5 Ways to Better Influence Without Authority (Even if You Have It)
As a physician leader, you will no doubt have the honor of owning a major change initiative at your institution at some point (if you haven’t already), and you’ll be forced to find ways to bring numerous stakeholders on board without having any authority over them. As healthcare organizations become larger and more complex, the issue of influencing without authority becomes a bigger and bigger challenge.
Fortunately, this problem isn’t unique to healthcare, so a significant body of research exists on how to handle these situations. Even if you do have authority over those you are trying to enlist, these strategies will help you accomplish your goal in a way that’s more pleasant for you and everyone else involved.
Build your informal network
Ideally, you’re reading this before you’ve been confronted with this problem, because this is a step you should take before you try to launch a major initiative (but it will still be valuable even if you’re in the thick of things, and for anything you try to accomplish in the future). You don’t necessarily need to have authority over people to make them want to help you if they already like and respect you.
I’m sure you already have some people at your organization who are in your corner, but you should make a concerted effort to develop more of these relationships, especially with anyone you can see has influence over others. Set aside some time out of every workweek for relationship building. Invite people to have coffee, talk to them about their cases, get to know them on a personal level. Consider this one of your formal job duties so it doesn’t get put on the back burner. Once you’ve developed a positive rapport, it will be much easier to ask them for things than it would be if you had never talked to them before.
Ask for input
No one likes to be asked to take on a lot of work without being consulted or involved in the planning process. Anyone who will be heavily involved in your project should have the chance to at least weigh in and share any concerns or challenges they anticipate. You do not have to take all of their feedback or suggestions, and you may wish to make this clear up front, but at least let people feel that you are willing to listen and take their feedback to heart as much as you can.
Understand that not everyone thinks like you
You might not think of yourself as working in sales, but you are a salesperson. You have to sell your ideas to others. In order to do so effectively, you need to understand how to make your message appealing to them. A helpful shortcut to tailoring your message is to learn about different social styles or personality types. Knowing what your style is, and learning the styles of those are you are trying to influence, can be very helpful when making your “pitch” and when thinking through who to ask to do what.
There are numerous theories about personality types, but they all generally group people into one of four categories (you can learn more about social styles here) :
- Driver: Drivers are results-oriented, and respond best to quick decisions and friendly competition. Just tell them what you are aiming for and let them run. Don’t force them to sit through long meetings and hash out small details. These are your go-to people when you need something done fast.
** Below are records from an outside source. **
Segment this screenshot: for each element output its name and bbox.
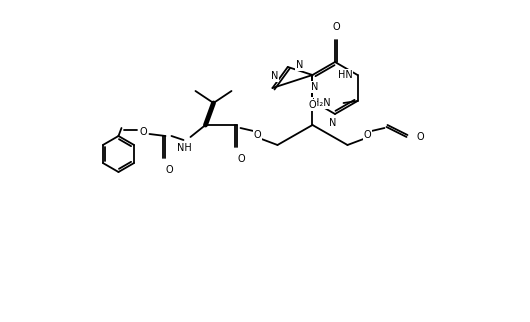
Text: O: O [364,130,372,140]
Text: O: O [254,130,261,140]
Text: N: N [311,82,318,92]
Text: N: N [329,118,337,128]
Text: NH: NH [177,143,192,153]
Text: O: O [166,165,173,175]
Text: O: O [332,22,340,32]
Text: N: N [296,60,303,70]
Text: HN: HN [338,70,352,80]
Text: O: O [140,127,147,137]
Text: N: N [271,71,278,81]
Text: O: O [308,100,316,110]
Text: H₂N: H₂N [312,98,331,108]
Text: O: O [237,154,245,164]
Text: O: O [417,132,424,142]
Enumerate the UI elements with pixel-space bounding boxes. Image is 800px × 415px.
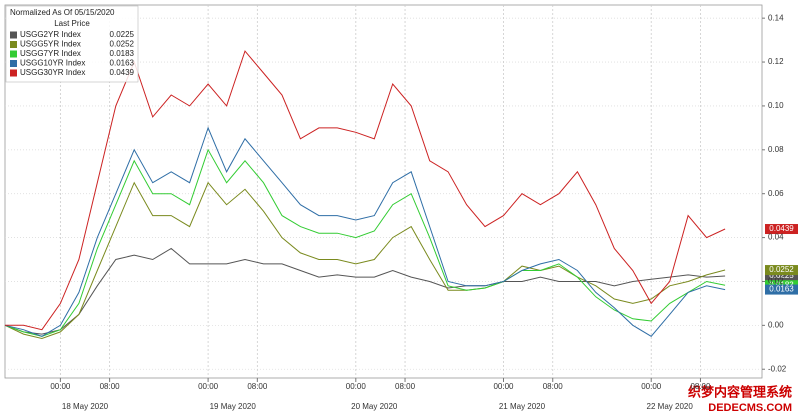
x-tick-label: 08:00 [100,382,121,391]
watermark: 织梦内容管理系统 [688,384,792,399]
x-tick-label: 00:00 [50,382,71,391]
grid [5,5,765,382]
legend-swatch [10,50,17,58]
legend-value: 0.0183 [110,49,135,58]
x-tick-label: 08:00 [543,382,564,391]
x-day-label: 21 May 2020 [499,402,546,411]
legend-value: 0.0252 [110,40,135,49]
legend-label: USGG10YR Index [20,59,85,68]
x-day-label: 22 May 2020 [647,402,694,411]
lines [4,50,726,340]
watermark-sub: DEDECMS.COM [708,402,792,414]
y-tick-label: -0.02 [768,364,787,373]
x-tick-label: 08:00 [395,382,416,391]
y-tick-label: 0.02 [768,277,784,286]
x-day-label: 18 May 2020 [62,402,109,411]
last-price-label: 0.0439 [769,224,794,233]
x-day-label: 19 May 2020 [210,402,257,411]
legend-value: 0.0225 [110,30,135,39]
legend-label: USGG30YR Index [20,68,85,77]
y-tick-label: 0.00 [768,320,784,329]
last-price-tag [765,270,798,281]
legend-label: USGG5YR Index [20,40,81,49]
last-price-label: 0.0163 [769,285,794,294]
y-tick-label: 0.06 [768,189,784,198]
last-price-tag [765,284,798,295]
legend-swatch [10,60,17,67]
legend-box [5,5,139,83]
last-price-tag [765,224,798,235]
series-line [4,148,726,337]
x-tick-label: 00:00 [346,382,367,391]
legend-swatch [10,69,17,77]
legend-value: 0.0163 [110,59,135,68]
last-price-tag [765,265,798,276]
y-tick-label: 0.08 [768,145,784,154]
legend-label: USGG2YR Index [20,30,81,39]
legend: Normalized As Of 05/15/2020 Last Price U… [5,5,139,83]
y-tick-label: 0.10 [768,101,784,110]
y-tick-label: 0.14 [768,13,784,22]
legend-label: USGG7YR Index [20,49,81,58]
x-day-label: 20 May 2020 [351,402,398,411]
legend-value: 0.0439 [110,68,135,77]
y-tick-label: 0.04 [768,233,784,242]
legend-swatch [10,31,17,39]
last-price-label: 0.0225 [769,271,794,280]
x-tick-label: 08:00 [247,382,268,391]
legend-title: Normalized As Of 05/15/2020 [10,8,115,17]
series-line [5,50,726,331]
series-line [4,181,726,340]
x-tick-label: 08:00 [690,382,711,391]
last-price-label: 0.0252 [769,265,794,274]
x-tick-label: 00:00 [493,382,514,391]
legend-subtitle: Last Price [54,19,90,28]
legend-swatch [10,41,17,48]
y-tick-label: 0.12 [768,57,784,66]
x-tick-label: 00:00 [198,382,219,391]
series-line [4,126,726,337]
x-tick-label: 00:00 [641,382,662,391]
series-line [4,247,726,335]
- Expressive: Expressives are social butterflies. They’ll be particularly responsive to the informal networking technique I discussed above. Because they are so outgoing and have big networks themselves, they are great for drumming up enthusiasm or connecting you with others.
- Amiable: Amiables are expressive’s quieter counterparts. They also build many solid relationships, but they tend to do things behind the scenes and don’t want to draw a lot of attention to themselves. Appeal to them on an emotional level and ask for their opinions (probably in private), because they don’t often get a chance to share these otherwise.
- Analytical: Analyticals want to see data and think things through logically. Give them the facts and the time to mull them over. Once they come to the conclusion that there’s enough evidence to support what you’re asking for, they’ll be on board and can help you find the best way to do something.
Address resistance with self-reflection
If you encounter resistance, it’s easy to ascribe negative attributes to those people: they’re lazy or old-fashioned. While this is no doubt true in some instances, it’s also very possible that the problem is you. Maybe you haven’t done a good job explaining why you’re asking them to do something and what the benefits are to them and to the organization. Maybe you’re greatly inconveniencing them and you haven’t thought through ways to minimize their burden. Regardless, the best way overcome resistance is to hold up a mirror to yourself and try to determine if there is anything you could be doing differently before you assume that everyone else is at fault.
Say thank you
When someone does something to help you, even if it is their job, acknowledge them. If they’ve done an excellent job or have gone out of their way, thank them publicly. Not only will this make the person you’re thanking happy and more willing to continue to help you, it may also inspire other people who would like to receive public praise.